Priority 4 — Enhanced elimination: For some poisons, active removal measures are warranted. Alkalinisation of urine (IV sodium bicarbonate to urine pH 7.5–8.5) enhances elimination of aspirin and phenobarbitone by ion-trapping. Haemodialysis removes small, water-soluble, low-protein-bound toxins: salicylates, methanol, ethylene glycol, lithium, metformin. Multiple-dose activated charcoal (MDAC) enhances elimination of drugs with enterohepatic recycling (carbamazepine, phenobarbitone, theophylline).

Classification of Common Poisonings

For clinical and educational purposes, PH9.2 covers four categories of poisoning, each with its own toxidrome, mechanism, and antidote strategy. It is essential to keep the antidote-poison pairs clear — giving the wrong antidote (or giving atropine alone without pralidoxime in severe organophosphate poisoning) is a preventable clinical error.

A. Common drug poisonings:
- Paracetamol overdose → NAPQI-mediated hepatotoxicity → antidote: N-acetylcysteine (NAC)
- Opioid overdose → respiratory depression via μ-receptor → antidote: naloxone
- Benzodiazepine overdose → GABA-A potentiation → antidote: flumazenil (use with caution)
- Organophosphate poisoning → AChE inhibition → cholinergic toxidrome → antidote: atropine + pralidoxime

B. Insecticide poisonings:
- Organophosphates (malathion, parathion, chlorpyrifos) — AChE inhibition; same management as above
- Carbamates (carbofuran, carbaryl) — reversible AChE inhibition; atropine; pralidoxime controversial (may worsen carbamate poisoning — NOT recommended by some authorities)
- Pyrethroids — sodium channel disruptors; no specific antidote; supportive care

C. Common stings:
- Bee/wasp (Hymenoptera) stings → anaphylaxis → epinephrine (adrenaline) 0.5 mg IM (1:1000) first-line
- Scorpion stings — Indian red scorpion (Mesobuthus tamulus): autonomic storm (massive catecholamine release → hypertension, pulmonary oedema, myocarditis) → prazosin (α-1 blocker); supportive care

D. Common bites:
- Snake bites (the 'Big Four' in India): neurotoxic (krait, cobra — progressive flaccid paralysis, respiratory failure); hemotoxic (Russell's viper, saw-scaled viper — coagulopathy, haemorrhage, local necrosis) → polyvalent antivenom (ASV); diagnose coagulopathy with 20-minute whole blood clotting test (20WBCT)
- Dog bite → rabies prophylaxis (wound wash + anti-rabies vaccine ± rabies immunoglobulin)

SELF-CHECK

A farmer is brought to the casualty unconscious, with pinpoint pupils, profuse salivation, bronchospasm, and muscle fasciculations. Which toxidrome does this represent, and what is the FIRST specific antidote that should be administered?

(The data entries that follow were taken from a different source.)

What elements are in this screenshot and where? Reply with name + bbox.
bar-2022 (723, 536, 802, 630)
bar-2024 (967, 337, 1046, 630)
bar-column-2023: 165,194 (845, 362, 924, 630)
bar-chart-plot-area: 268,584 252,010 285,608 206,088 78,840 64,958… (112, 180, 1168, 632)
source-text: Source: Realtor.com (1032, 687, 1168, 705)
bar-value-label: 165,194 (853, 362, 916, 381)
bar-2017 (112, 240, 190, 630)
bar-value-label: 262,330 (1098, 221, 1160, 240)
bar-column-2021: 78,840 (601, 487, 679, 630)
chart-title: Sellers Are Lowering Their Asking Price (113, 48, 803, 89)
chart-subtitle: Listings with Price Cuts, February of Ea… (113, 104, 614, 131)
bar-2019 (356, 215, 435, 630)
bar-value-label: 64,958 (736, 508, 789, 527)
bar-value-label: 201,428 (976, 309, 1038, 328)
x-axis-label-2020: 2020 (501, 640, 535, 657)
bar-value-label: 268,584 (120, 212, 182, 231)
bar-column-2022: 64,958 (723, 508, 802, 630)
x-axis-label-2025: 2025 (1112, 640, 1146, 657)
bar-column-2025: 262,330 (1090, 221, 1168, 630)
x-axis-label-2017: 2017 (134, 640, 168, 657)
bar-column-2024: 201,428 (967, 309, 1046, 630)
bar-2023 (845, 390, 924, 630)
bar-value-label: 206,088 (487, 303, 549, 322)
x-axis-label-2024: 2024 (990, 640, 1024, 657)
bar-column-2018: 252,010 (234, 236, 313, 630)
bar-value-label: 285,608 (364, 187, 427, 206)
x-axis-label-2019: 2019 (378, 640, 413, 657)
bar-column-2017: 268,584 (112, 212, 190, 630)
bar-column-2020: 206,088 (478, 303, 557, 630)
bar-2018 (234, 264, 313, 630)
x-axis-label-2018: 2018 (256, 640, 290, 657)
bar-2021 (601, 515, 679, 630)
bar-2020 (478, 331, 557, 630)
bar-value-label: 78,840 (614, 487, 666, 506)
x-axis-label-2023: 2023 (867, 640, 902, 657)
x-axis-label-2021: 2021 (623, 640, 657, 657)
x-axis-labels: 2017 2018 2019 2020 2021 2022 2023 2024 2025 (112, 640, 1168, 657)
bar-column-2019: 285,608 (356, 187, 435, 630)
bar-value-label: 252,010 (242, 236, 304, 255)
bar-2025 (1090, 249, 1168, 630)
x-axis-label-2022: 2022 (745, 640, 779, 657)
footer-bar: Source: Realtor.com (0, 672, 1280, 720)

A. Anticholinergic toxidrome — administer flumazenil IV

B. Opioid toxidrome — administer naloxone IV and maintain airway

C. Cholinergic toxidrome from organophosphate poisoning — secure airway, then administer atropine IV (titrated until secretions dry)

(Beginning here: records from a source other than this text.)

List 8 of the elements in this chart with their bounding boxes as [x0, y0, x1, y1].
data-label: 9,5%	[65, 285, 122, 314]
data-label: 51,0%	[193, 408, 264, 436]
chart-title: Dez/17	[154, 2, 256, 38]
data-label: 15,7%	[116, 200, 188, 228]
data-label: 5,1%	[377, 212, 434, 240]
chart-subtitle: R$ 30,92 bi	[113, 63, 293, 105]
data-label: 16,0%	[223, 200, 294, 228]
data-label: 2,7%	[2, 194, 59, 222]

D. Sympathomimetic toxidrome — administer labetalol for hypertension

Reveal Answer

Answer: C. Cholinergic toxidrome from organophosphate poisoning — secure airway, then administer atropine IV (titrated until secretions dry)

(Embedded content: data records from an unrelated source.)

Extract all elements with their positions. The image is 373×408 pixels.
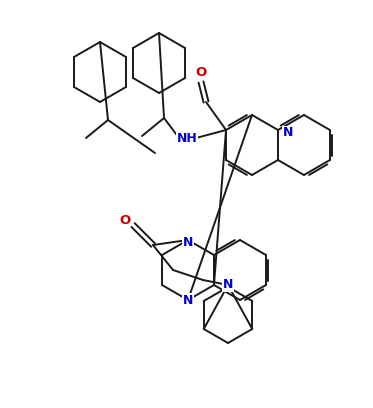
Text: N: N (183, 293, 193, 306)
Text: O: O (119, 213, 131, 226)
Text: N: N (183, 237, 193, 250)
Text: N: N (223, 279, 233, 291)
Text: O: O (195, 66, 207, 78)
Text: NH: NH (177, 131, 197, 144)
Text: N: N (283, 126, 293, 140)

The classic cholinergic toxidrome — SLUDGE + bronchospasm + miosis + fasciculations + CNS depression — is caused by organophosphate poisoning, which irreversibly inhibits acetylcholinesterase. After securing the airway and providing oxygen (critical — bronchospasm and hypoxia are the immediate killers), atropine is administered IV in large doses (2–4 mg, then doubling every 5–10 minutes) titrated until secretions dry — this is the muscarinic blockade endpoint. Pralidoxime (an AChE reactivator) is given concurrently but must be started early before 'aging' of the organophosphate-AChE bond makes it irreversible. Flumazenil is for benzodiazepine overdose; naloxone for opioids.